News Release

Grant received for eye disorder research

Researchers at the Peninsula Medical School in Plymouth and Exeter have received a grant of £9,600 from the Northcott Devon Medical Foundation to continue its research into the genetic causes of eye movement disorders

Grant and Award Announcement

The Peninsula College of Medicine and Dentistry

Researchers at the Peninsula Medical School in Plymouth and Exeter have received a grant of £9,600 from the Northcott Devon Medical Foundation to continue its research into the genetic causes of eye movement disorders.

Last year, the team – along with colleagues from the Children's Hospital in Boston (USA) and King's College London - identified a gene that, when mutated, causes Duane syndrome.

Duane syndrome is a congenital eye movement disorder that causes eye muscles to contract and relax when they should not. It develops in the womb where it affects nerve growth in the eye. Sufferers of the syndrome have limited eye movement sideways towards the ear or nose. When the eye moves towards the nose the eyeball pulls into the socket, closing the eyelids and sometimes forcing the eye movement up or down.

Duane syndrome usually causes vision problems. It can be accompanied by malformations of the skeleton, eyes, ears, kidneys and nervous system but more commonly occurs in isolation.

Most sufferers of the condition are diagnosed by the age of 10. It is more prevalent in women and in the left eye. It is believed to affect around half a million people worldwide.
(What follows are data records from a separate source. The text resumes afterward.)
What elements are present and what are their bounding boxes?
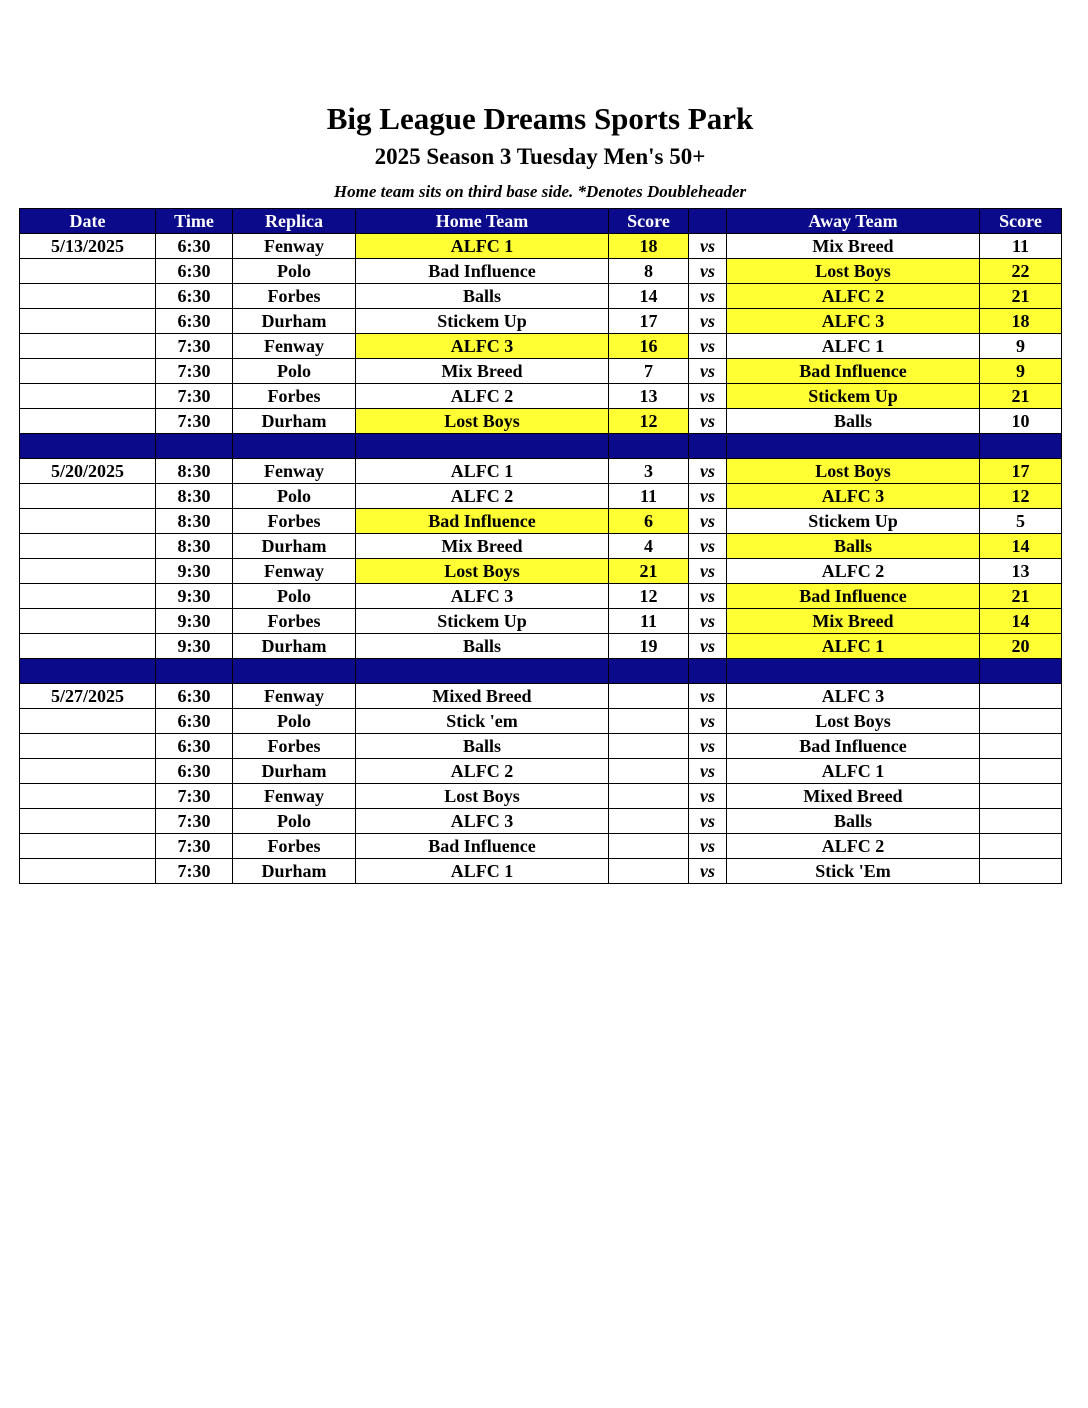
table-row bbox=[20, 809, 1062, 834]
replica-cell: Forbes bbox=[233, 284, 356, 309]
away-team-cell: Balls bbox=[727, 409, 980, 434]
away-team-cell: ALFC 3 bbox=[727, 684, 980, 709]
vs-cell: vs bbox=[689, 534, 727, 559]
home-team-cell: Lost Boys bbox=[356, 409, 609, 434]
home-team-cell: Lost Boys bbox=[356, 559, 609, 584]
date-cell bbox=[20, 534, 156, 559]
away-score-cell bbox=[980, 834, 1062, 859]
table-row bbox=[20, 784, 1062, 809]
away-team-cell: ALFC 2 bbox=[727, 834, 980, 859]
date-cell bbox=[20, 259, 156, 284]
vs-cell: vs bbox=[689, 609, 727, 634]
table-row bbox=[20, 334, 1062, 359]
away-team-cell: Mix Breed bbox=[727, 609, 980, 634]
time-cell: 6:30 bbox=[156, 709, 233, 734]
vs-cell: vs bbox=[689, 459, 727, 484]
time-cell: 6:30 bbox=[156, 259, 233, 284]
vs-cell: vs bbox=[689, 334, 727, 359]
replica-cell: Polo bbox=[233, 584, 356, 609]
time-cell: 8:30 bbox=[156, 484, 233, 509]
time-cell: 7:30 bbox=[156, 409, 233, 434]
time-cell: 9:30 bbox=[156, 559, 233, 584]
home-score-cell bbox=[609, 734, 689, 759]
away-score-cell: 12 bbox=[980, 484, 1062, 509]
table-row bbox=[20, 684, 1062, 709]
vs-cell: vs bbox=[689, 484, 727, 509]
replica-cell: Forbes bbox=[233, 509, 356, 534]
away-team-cell: Bad Influence bbox=[727, 734, 980, 759]
home-score-cell: 19 bbox=[609, 634, 689, 659]
home-score-cell bbox=[609, 709, 689, 734]
vs-cell: vs bbox=[689, 859, 727, 884]
home-score-cell bbox=[609, 784, 689, 809]
time-cell: 7:30 bbox=[156, 809, 233, 834]
date-cell: 5/13/2025 bbox=[20, 234, 156, 259]
replica-cell: Forbes bbox=[233, 834, 356, 859]
time-cell: 7:30 bbox=[156, 334, 233, 359]
home-team-cell: Stickem Up bbox=[356, 309, 609, 334]
date-cell bbox=[20, 584, 156, 609]
time-cell: 6:30 bbox=[156, 284, 233, 309]
schedule-body bbox=[20, 234, 1062, 884]
away-team-cell: Mix Breed bbox=[727, 234, 980, 259]
table-row bbox=[20, 859, 1062, 884]
time-cell: 7:30 bbox=[156, 859, 233, 884]
replica-cell: Durham bbox=[233, 534, 356, 559]
separator-cell bbox=[727, 434, 980, 459]
date-cell bbox=[20, 409, 156, 434]
replica-cell: Durham bbox=[233, 409, 356, 434]
replica-cell: Durham bbox=[233, 309, 356, 334]
home-team-cell: Mix Breed bbox=[356, 359, 609, 384]
date-cell bbox=[20, 509, 156, 534]
vs-cell: vs bbox=[689, 509, 727, 534]
home-score-cell: 6 bbox=[609, 509, 689, 534]
home-team-cell: Bad Influence bbox=[356, 509, 609, 534]
away-score-cell: 9 bbox=[980, 334, 1062, 359]
vs-cell: vs bbox=[689, 584, 727, 609]
table-row bbox=[20, 284, 1062, 309]
separator-cell bbox=[356, 659, 609, 684]
vs-cell: vs bbox=[689, 784, 727, 809]
away-score-cell bbox=[980, 859, 1062, 884]
table-row bbox=[20, 534, 1062, 559]
date-cell bbox=[20, 384, 156, 409]
home-team-cell: ALFC 3 bbox=[356, 584, 609, 609]
home-score-cell bbox=[609, 759, 689, 784]
time-cell: 7:30 bbox=[156, 359, 233, 384]
week-separator-row bbox=[20, 659, 1062, 684]
time-cell: 7:30 bbox=[156, 834, 233, 859]
time-cell: 8:30 bbox=[156, 534, 233, 559]
home-score-cell: 8 bbox=[609, 259, 689, 284]
away-team-cell: Balls bbox=[727, 809, 980, 834]
home-team-cell: ALFC 1 bbox=[356, 234, 609, 259]
home-score-cell: 18 bbox=[609, 234, 689, 259]
date-cell: 5/27/2025 bbox=[20, 684, 156, 709]
table-row bbox=[20, 359, 1062, 384]
replica-cell: Polo bbox=[233, 484, 356, 509]
away-score-cell bbox=[980, 759, 1062, 784]
home-team-cell: ALFC 3 bbox=[356, 334, 609, 359]
away-score-cell bbox=[980, 684, 1062, 709]
home-team-cell: Balls bbox=[356, 634, 609, 659]
time-cell: 6:30 bbox=[156, 734, 233, 759]
home-score-cell: 17 bbox=[609, 309, 689, 334]
date-cell bbox=[20, 484, 156, 509]
away-team-cell: Bad Influence bbox=[727, 359, 980, 384]
column-header-replica: Replica bbox=[233, 209, 356, 234]
home-team-cell: ALFC 2 bbox=[356, 759, 609, 784]
date-cell bbox=[20, 784, 156, 809]
time-cell: 8:30 bbox=[156, 459, 233, 484]
away-score-cell bbox=[980, 809, 1062, 834]
away-score-cell: 20 bbox=[980, 634, 1062, 659]
time-cell: 6:30 bbox=[156, 759, 233, 784]
table-row bbox=[20, 584, 1062, 609]
replica-cell: Durham bbox=[233, 759, 356, 784]
column-header-vs bbox=[689, 209, 727, 234]
separator-cell bbox=[609, 434, 689, 459]
away-score-cell: 22 bbox=[980, 259, 1062, 284]
vs-cell: vs bbox=[689, 684, 727, 709]
away-team-cell: Balls bbox=[727, 534, 980, 559]
separator-cell bbox=[609, 659, 689, 684]
date-cell bbox=[20, 284, 156, 309]
vs-cell: vs bbox=[689, 709, 727, 734]
home-score-cell: 13 bbox=[609, 384, 689, 409]
table-row bbox=[20, 734, 1062, 759]
home-team-cell: ALFC 3 bbox=[356, 809, 609, 834]
vs-cell: vs bbox=[689, 409, 727, 434]
replica-cell: Durham bbox=[233, 859, 356, 884]
page-subtitle: 2025 Season 3 Tuesday Men's 50+ bbox=[374, 144, 706, 169]
schedule-table bbox=[19, 208, 1062, 884]
away-team-cell: ALFC 1 bbox=[727, 334, 980, 359]
table-row bbox=[20, 709, 1062, 734]
away-score-cell bbox=[980, 784, 1062, 809]
header-row bbox=[20, 209, 1062, 234]
table-row bbox=[20, 509, 1062, 534]
date-cell bbox=[20, 859, 156, 884]
away-score-cell: 9 bbox=[980, 359, 1062, 384]
vs-cell: vs bbox=[689, 834, 727, 859]
date-cell: 5/20/2025 bbox=[20, 459, 156, 484]
home-team-cell: Balls bbox=[356, 284, 609, 309]
date-cell bbox=[20, 759, 156, 784]
vs-cell: vs bbox=[689, 759, 727, 784]
date-cell bbox=[20, 334, 156, 359]
home-team-cell: Mixed Breed bbox=[356, 684, 609, 709]
column-header-home-team: Home Team bbox=[356, 209, 609, 234]
column-header-away-score: Score bbox=[980, 209, 1062, 234]
date-cell bbox=[20, 359, 156, 384]
separator-cell bbox=[689, 434, 727, 459]
replica-cell: Forbes bbox=[233, 384, 356, 409]
away-team-cell: ALFC 3 bbox=[727, 309, 980, 334]
home-score-cell: 21 bbox=[609, 559, 689, 584]
away-score-cell: 14 bbox=[980, 534, 1062, 559]
vs-cell: vs bbox=[689, 634, 727, 659]
table-row bbox=[20, 609, 1062, 634]
column-header-date: Date bbox=[20, 209, 156, 234]
vs-cell: vs bbox=[689, 284, 727, 309]
away-score-cell: 5 bbox=[980, 509, 1062, 534]
home-score-cell: 11 bbox=[609, 484, 689, 509]
separator-cell bbox=[156, 434, 233, 459]
away-team-cell: Bad Influence bbox=[727, 584, 980, 609]
time-cell: 6:30 bbox=[156, 234, 233, 259]
table-row bbox=[20, 459, 1062, 484]
table-row bbox=[20, 634, 1062, 659]
vs-cell: vs bbox=[689, 384, 727, 409]
vs-cell: vs bbox=[689, 309, 727, 334]
home-score-cell bbox=[609, 859, 689, 884]
column-header-home-score: Score bbox=[609, 209, 689, 234]
replica-cell: Polo bbox=[233, 259, 356, 284]
vs-cell: vs bbox=[689, 734, 727, 759]
away-score-cell: 18 bbox=[980, 309, 1062, 334]
away-team-cell: Stickem Up bbox=[727, 384, 980, 409]
away-score-cell: 21 bbox=[980, 584, 1062, 609]
time-cell: 6:30 bbox=[156, 684, 233, 709]
away-score-cell: 14 bbox=[980, 609, 1062, 634]
vs-cell: vs bbox=[689, 559, 727, 584]
home-team-cell: Bad Influence bbox=[356, 834, 609, 859]
away-team-cell: Lost Boys bbox=[727, 459, 980, 484]
date-cell bbox=[20, 834, 156, 859]
away-score-cell: 21 bbox=[980, 284, 1062, 309]
separator-cell bbox=[727, 659, 980, 684]
time-cell: 9:30 bbox=[156, 584, 233, 609]
home-score-cell: 16 bbox=[609, 334, 689, 359]
home-team-cell: ALFC 1 bbox=[356, 459, 609, 484]
away-team-cell: ALFC 2 bbox=[727, 559, 980, 584]
separator-cell bbox=[689, 659, 727, 684]
away-team-cell: Stickem Up bbox=[727, 509, 980, 534]
separator-cell bbox=[233, 659, 356, 684]
home-score-cell bbox=[609, 809, 689, 834]
replica-cell: Durham bbox=[233, 634, 356, 659]
date-cell bbox=[20, 809, 156, 834]
column-header-time: Time bbox=[156, 209, 233, 234]
replica-cell: Fenway bbox=[233, 559, 356, 584]
table-row bbox=[20, 259, 1062, 284]
time-cell: 9:30 bbox=[156, 609, 233, 634]
home-team-cell: Lost Boys bbox=[356, 784, 609, 809]
time-cell: 7:30 bbox=[156, 384, 233, 409]
time-cell: 8:30 bbox=[156, 509, 233, 534]
away-score-cell: 13 bbox=[980, 559, 1062, 584]
home-score-cell: 11 bbox=[609, 609, 689, 634]
replica-cell: Fenway bbox=[233, 234, 356, 259]
away-team-cell: Lost Boys bbox=[727, 259, 980, 284]
table-row bbox=[20, 759, 1062, 784]
replica-cell: Fenway bbox=[233, 784, 356, 809]
home-score-cell: 7 bbox=[609, 359, 689, 384]
time-cell: 9:30 bbox=[156, 634, 233, 659]
replica-cell: Forbes bbox=[233, 734, 356, 759]
away-score-cell: 11 bbox=[980, 234, 1062, 259]
table-row bbox=[20, 234, 1062, 259]
separator-cell bbox=[156, 659, 233, 684]
time-cell: 6:30 bbox=[156, 309, 233, 334]
away-team-cell: ALFC 1 bbox=[727, 634, 980, 659]
vs-cell: vs bbox=[689, 809, 727, 834]
date-cell bbox=[20, 309, 156, 334]
home-team-cell: Stickem Up bbox=[356, 609, 609, 634]
away-team-cell: Lost Boys bbox=[727, 709, 980, 734]
home-team-cell: ALFC 2 bbox=[356, 384, 609, 409]
separator-cell bbox=[20, 434, 156, 459]
away-score-cell: 10 bbox=[980, 409, 1062, 434]
date-cell bbox=[20, 559, 156, 584]
table-row bbox=[20, 484, 1062, 509]
home-team-cell: ALFC 1 bbox=[356, 859, 609, 884]
separator-cell bbox=[233, 434, 356, 459]
vs-cell: vs bbox=[689, 359, 727, 384]
home-score-cell bbox=[609, 834, 689, 859]
table-row bbox=[20, 384, 1062, 409]
table-row bbox=[20, 559, 1062, 584]
replica-cell: Polo bbox=[233, 359, 356, 384]
table-row bbox=[20, 309, 1062, 334]
replica-cell: Forbes bbox=[233, 609, 356, 634]
separator-cell bbox=[20, 659, 156, 684]
replica-cell: Polo bbox=[233, 809, 356, 834]
replica-cell: Fenway bbox=[233, 334, 356, 359]
schedule-note: Home team sits on third base side. *Denotes Doubleheader bbox=[333, 182, 747, 201]
replica-cell: Fenway bbox=[233, 459, 356, 484]
column-header-away-team: Away Team bbox=[727, 209, 980, 234]
home-team-cell: Balls bbox=[356, 734, 609, 759]
away-team-cell: ALFC 1 bbox=[727, 759, 980, 784]
page-title: Big League Dreams Sports Park bbox=[326, 101, 754, 136]
date-cell bbox=[20, 634, 156, 659]
away-score-cell: 21 bbox=[980, 384, 1062, 409]
home-team-cell: ALFC 2 bbox=[356, 484, 609, 509]
date-cell bbox=[20, 609, 156, 634]
away-team-cell: ALFC 3 bbox=[727, 484, 980, 509]
time-cell: 7:30 bbox=[156, 784, 233, 809]
home-score-cell: 4 bbox=[609, 534, 689, 559]
away-score-cell: 17 bbox=[980, 459, 1062, 484]
away-score-cell bbox=[980, 709, 1062, 734]
vs-cell: vs bbox=[689, 234, 727, 259]
table-row bbox=[20, 409, 1062, 434]
replica-cell: Polo bbox=[233, 709, 356, 734]
replica-cell: Fenway bbox=[233, 684, 356, 709]
away-team-cell: Stick 'Em bbox=[727, 859, 980, 884]
home-team-cell: Mix Breed bbox=[356, 534, 609, 559]
separator-cell bbox=[356, 434, 609, 459]
vs-cell: vs bbox=[689, 259, 727, 284]
away-team-cell: Mixed Breed bbox=[727, 784, 980, 809]
away-team-cell: ALFC 2 bbox=[727, 284, 980, 309]
home-score-cell: 12 bbox=[609, 409, 689, 434]
date-cell bbox=[20, 734, 156, 759]
home-team-cell: Stick 'em bbox=[356, 709, 609, 734]
away-score-cell bbox=[980, 734, 1062, 759]
home-team-cell: Bad Influence bbox=[356, 259, 609, 284]
week-separator-row bbox=[20, 434, 1062, 459]
date-cell bbox=[20, 709, 156, 734]
home-score-cell: 12 bbox=[609, 584, 689, 609]
table-row bbox=[20, 834, 1062, 859]
home-score-cell: 14 bbox=[609, 284, 689, 309]
separator-cell bbox=[980, 659, 1062, 684]
separator-cell bbox=[980, 434, 1062, 459]
home-score-cell: 3 bbox=[609, 459, 689, 484]
home-score-cell bbox=[609, 684, 689, 709]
Last year's study identified the possibility that other genes could also contribute to loss of eye movement, and the new grant monies will help to fund more research to identify these genes.

Dr. John Chilton from the Peninsula Medical School commented: "Work carried out in our labs has shown that interfering with the function of other genes produces the same mis-wiring of the eye muscles. We will use the funding from the Northcott Devon Medical Foundation to go back to our patient samples and see if they harbour mutations in these, or closely-related, genes. The work is a collaboration between my lab in Plymouth and those of Dr. Nick Gutowski and Professor Sian Ellard in Exeter, and we are grateful to the Northcott Devon Medical Foundation for its valuable contribution."